Los retos son grandes y perentorios para nuestro avance económico y social, por esa razón debemos fortalecer nuestras reglas migratorias, especialmente la inmigración haitiana, porque el gasto del gobierno nacional por concepto de esa migración viene perjudicando nuestra renta y nuestro bienestar social, para muestra un ejemplo: sobre el 30% del costo social en la inversión en salud se gasta solo en las parturientas haitianas y eso no puede seguir ocurriendo y mayormente cuando descubrimos, que lo que se invierte en pesos dominicano son unos 800 mil millones de pesos y el 30% de esa cifra es más de un tercio del total, es decir unos 3,200 millones en los haitianos en detrimento de los ciudadanos dominicanos, a los que solo les quedan unos 4800 millones de pesos para su atención en salud.

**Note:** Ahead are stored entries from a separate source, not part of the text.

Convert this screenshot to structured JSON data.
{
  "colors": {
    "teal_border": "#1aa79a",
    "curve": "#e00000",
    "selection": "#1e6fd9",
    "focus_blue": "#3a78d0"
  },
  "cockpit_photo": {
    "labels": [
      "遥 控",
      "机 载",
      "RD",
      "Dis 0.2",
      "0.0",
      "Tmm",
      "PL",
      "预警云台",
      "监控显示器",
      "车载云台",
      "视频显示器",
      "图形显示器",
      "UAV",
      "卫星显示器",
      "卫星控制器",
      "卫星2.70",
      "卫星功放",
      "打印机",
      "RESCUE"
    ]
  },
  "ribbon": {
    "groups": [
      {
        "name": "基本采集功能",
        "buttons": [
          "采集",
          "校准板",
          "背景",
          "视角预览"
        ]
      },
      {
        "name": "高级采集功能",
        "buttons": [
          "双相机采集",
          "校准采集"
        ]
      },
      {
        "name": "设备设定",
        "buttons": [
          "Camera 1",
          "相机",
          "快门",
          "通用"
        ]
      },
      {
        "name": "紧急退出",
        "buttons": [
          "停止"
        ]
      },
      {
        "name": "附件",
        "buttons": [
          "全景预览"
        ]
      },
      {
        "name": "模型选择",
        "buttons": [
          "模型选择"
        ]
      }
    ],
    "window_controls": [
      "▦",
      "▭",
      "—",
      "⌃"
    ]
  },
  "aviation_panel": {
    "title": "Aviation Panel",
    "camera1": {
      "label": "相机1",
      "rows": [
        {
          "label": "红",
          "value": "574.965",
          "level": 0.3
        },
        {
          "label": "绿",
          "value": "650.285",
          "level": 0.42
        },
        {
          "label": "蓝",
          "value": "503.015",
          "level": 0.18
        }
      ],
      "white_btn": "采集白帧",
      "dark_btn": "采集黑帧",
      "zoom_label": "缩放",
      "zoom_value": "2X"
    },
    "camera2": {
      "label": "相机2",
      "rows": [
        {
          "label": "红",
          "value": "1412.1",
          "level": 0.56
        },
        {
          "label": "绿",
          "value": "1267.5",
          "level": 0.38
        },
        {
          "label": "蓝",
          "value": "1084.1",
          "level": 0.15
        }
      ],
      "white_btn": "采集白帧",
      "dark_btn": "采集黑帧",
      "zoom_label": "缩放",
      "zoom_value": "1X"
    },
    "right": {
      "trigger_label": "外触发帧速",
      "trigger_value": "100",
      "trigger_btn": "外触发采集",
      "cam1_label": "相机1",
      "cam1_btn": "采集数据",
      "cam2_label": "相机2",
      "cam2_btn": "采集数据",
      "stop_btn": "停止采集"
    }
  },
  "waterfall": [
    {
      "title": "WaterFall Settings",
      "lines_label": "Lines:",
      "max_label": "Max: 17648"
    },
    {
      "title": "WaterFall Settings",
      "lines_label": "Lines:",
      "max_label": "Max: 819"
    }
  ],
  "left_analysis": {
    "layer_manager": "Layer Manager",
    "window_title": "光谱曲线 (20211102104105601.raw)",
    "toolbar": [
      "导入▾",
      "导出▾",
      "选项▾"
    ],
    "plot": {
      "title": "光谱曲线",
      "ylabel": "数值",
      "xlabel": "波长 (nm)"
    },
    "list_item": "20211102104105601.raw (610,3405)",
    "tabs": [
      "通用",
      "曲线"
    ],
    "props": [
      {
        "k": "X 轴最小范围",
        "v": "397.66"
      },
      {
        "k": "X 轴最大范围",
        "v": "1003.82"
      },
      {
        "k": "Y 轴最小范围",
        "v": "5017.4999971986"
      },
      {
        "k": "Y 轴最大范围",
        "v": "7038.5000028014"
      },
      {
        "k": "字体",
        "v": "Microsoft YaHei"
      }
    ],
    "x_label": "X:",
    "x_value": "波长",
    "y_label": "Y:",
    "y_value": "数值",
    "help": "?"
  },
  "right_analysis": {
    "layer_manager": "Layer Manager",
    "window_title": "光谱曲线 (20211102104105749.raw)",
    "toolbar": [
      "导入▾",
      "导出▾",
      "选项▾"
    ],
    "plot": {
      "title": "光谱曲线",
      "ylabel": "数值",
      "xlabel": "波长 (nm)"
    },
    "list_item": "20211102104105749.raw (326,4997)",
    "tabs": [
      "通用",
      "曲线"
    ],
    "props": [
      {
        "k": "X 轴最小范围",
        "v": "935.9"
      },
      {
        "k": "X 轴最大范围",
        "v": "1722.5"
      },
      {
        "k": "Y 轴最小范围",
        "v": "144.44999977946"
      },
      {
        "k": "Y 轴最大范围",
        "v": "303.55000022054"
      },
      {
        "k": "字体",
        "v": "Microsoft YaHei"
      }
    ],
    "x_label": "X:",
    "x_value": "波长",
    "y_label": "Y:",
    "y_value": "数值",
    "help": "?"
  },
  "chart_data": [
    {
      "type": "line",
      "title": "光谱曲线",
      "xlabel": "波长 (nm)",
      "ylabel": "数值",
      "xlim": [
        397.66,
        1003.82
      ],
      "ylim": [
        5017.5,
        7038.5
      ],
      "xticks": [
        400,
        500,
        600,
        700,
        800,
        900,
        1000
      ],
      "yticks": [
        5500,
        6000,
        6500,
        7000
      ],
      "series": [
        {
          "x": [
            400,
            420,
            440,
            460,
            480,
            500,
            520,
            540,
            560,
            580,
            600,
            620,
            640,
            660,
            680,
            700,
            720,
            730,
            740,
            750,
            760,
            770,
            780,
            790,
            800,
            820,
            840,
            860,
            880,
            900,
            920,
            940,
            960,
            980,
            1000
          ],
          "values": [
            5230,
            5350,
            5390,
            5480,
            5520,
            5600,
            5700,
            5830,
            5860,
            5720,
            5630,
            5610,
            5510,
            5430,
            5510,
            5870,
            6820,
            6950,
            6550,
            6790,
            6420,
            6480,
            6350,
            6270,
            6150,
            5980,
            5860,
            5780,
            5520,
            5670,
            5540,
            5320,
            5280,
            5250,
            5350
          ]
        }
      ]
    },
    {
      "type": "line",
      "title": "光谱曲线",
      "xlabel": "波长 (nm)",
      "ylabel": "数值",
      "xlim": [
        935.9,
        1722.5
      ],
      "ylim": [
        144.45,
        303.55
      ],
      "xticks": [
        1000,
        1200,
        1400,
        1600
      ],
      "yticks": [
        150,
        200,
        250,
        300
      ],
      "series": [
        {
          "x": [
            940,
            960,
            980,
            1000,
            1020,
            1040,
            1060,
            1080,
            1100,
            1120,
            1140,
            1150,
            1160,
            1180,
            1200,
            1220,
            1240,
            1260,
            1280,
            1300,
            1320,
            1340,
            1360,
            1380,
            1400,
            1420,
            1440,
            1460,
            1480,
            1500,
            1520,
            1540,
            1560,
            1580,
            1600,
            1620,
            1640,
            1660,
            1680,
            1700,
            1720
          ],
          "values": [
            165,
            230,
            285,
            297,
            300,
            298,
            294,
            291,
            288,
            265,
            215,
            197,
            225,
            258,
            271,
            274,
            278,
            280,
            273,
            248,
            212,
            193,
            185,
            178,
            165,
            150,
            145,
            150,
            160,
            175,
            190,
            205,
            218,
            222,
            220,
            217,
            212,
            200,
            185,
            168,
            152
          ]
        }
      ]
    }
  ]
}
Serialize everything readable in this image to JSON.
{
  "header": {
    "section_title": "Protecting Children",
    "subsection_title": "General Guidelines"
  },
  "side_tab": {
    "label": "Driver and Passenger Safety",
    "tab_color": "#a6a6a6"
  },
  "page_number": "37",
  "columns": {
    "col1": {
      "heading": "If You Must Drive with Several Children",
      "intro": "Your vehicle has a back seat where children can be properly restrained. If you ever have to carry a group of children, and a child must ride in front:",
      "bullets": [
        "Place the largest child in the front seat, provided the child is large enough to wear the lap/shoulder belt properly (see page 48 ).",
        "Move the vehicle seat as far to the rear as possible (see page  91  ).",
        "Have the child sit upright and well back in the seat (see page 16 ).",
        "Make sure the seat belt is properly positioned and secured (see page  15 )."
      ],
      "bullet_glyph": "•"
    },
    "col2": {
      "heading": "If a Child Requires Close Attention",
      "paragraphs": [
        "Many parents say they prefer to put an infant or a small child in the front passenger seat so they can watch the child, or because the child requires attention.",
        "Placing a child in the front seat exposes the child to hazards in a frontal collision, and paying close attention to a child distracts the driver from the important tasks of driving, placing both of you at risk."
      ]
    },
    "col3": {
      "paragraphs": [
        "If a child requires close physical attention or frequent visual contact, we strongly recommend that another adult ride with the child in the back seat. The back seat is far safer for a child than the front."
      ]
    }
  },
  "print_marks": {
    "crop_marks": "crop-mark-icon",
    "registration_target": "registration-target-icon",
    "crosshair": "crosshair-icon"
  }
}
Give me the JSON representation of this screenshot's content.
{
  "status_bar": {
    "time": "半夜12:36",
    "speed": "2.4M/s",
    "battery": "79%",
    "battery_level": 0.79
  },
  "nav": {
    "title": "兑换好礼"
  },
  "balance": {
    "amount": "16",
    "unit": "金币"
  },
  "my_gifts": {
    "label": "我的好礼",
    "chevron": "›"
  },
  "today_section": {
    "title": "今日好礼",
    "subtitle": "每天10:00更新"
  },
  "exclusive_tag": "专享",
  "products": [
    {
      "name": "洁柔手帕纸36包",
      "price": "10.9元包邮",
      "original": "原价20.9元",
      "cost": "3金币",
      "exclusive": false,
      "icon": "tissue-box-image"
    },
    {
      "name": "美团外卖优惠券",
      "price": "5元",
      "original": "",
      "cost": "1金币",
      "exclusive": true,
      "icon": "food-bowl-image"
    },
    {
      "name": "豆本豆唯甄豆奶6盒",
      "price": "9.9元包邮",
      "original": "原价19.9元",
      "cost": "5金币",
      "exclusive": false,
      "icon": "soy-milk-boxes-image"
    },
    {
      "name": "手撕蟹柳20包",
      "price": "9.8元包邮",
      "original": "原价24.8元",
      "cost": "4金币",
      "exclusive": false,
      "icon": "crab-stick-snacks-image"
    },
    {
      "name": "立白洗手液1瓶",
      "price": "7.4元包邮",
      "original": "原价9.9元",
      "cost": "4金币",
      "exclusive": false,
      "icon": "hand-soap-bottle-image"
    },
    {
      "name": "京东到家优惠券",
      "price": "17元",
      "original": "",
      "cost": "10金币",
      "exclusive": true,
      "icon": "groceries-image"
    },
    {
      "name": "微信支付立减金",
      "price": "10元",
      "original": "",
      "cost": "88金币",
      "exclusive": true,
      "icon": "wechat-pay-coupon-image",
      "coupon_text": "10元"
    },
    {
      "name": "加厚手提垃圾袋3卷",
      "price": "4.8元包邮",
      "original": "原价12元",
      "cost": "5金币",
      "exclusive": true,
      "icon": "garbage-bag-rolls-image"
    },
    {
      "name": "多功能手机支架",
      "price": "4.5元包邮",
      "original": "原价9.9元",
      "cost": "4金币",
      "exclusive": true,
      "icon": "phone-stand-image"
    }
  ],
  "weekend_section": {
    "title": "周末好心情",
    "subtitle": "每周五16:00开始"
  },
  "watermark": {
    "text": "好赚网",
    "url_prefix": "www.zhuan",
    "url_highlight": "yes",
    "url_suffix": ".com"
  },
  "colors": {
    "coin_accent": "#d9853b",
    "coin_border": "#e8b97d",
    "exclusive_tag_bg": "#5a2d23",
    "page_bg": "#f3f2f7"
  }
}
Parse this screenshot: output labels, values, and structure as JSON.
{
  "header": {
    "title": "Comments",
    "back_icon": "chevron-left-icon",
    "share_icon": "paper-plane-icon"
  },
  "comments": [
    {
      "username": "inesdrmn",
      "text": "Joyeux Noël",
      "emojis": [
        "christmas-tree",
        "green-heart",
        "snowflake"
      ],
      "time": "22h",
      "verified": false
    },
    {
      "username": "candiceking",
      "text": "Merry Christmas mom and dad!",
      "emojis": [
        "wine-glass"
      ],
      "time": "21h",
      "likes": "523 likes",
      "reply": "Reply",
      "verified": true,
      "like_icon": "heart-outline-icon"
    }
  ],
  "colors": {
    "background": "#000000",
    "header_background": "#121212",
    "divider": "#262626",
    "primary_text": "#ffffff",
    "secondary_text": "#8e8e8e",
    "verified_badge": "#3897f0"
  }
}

Pueden decir que inversión en salud del Estado es de unos 90,000 millones, pero de esa suma solo 8,000 millones se invierten en realidad en la salud de la gente, porque el resto es de nómina y material gastable de la burocracia del sector.

Quiero volver a Edgar Morín, a quien cité en el primer artículo de esta serie, para recordar al lector, que él nos regaló la noción de “pensamiento complejo” y lo hizo para referirse a la capacidad de interconectar distintas dimensiones de lo real. Es decir, que ante los procesos en donde emergen una serie importante de hechos o sucesos multidimensionales, muy interactivos y con unos componentes aleatorios -que pueden llegar a ser azarosos- el sujeto se ve obligado a desarrollar una estrategia de pensamiento no reducido ni totalizante, sino reflexivo.

Es a esa capacidad a la que me he referido en los párrafos que he desarrollado en esta larga reflexión de siete entregas. Me he apoyado en Morín, al definir el proceso de desarrollo que ha vivido la relación de los ciudadanos dominicanos y haitianos durante la gestación, proclamación y proceso existencial de la República Dominicana.

Porque las relaciones de ese tipo de “intercambio cultural”, se fundamentan en el respeto a la diversidad y el reconocimiento mutuo de sus valías particulares. No estamos hablando de una utopía exenta de conflictos, sino de respeto, dialogo y convivencia para el desarrollo de ambos polos de la relación. Cuando hablamos de este tipo de relación, no nos estamos refiriendo tan solo a la interacción que ocurre a niveles geográficos, sino a cada uno de los procesos situaciones en las que se van presentado diferencias y en consecuencia van surgiendo los naturales conflictos de intereses.

Espero haber contribuido un poquito con el esclarecimiento de estas complejas relaciones, de las cuales no podremos nunca zafarnos y con las cuales necesitamos lidiar con responsabilidad histórica y social.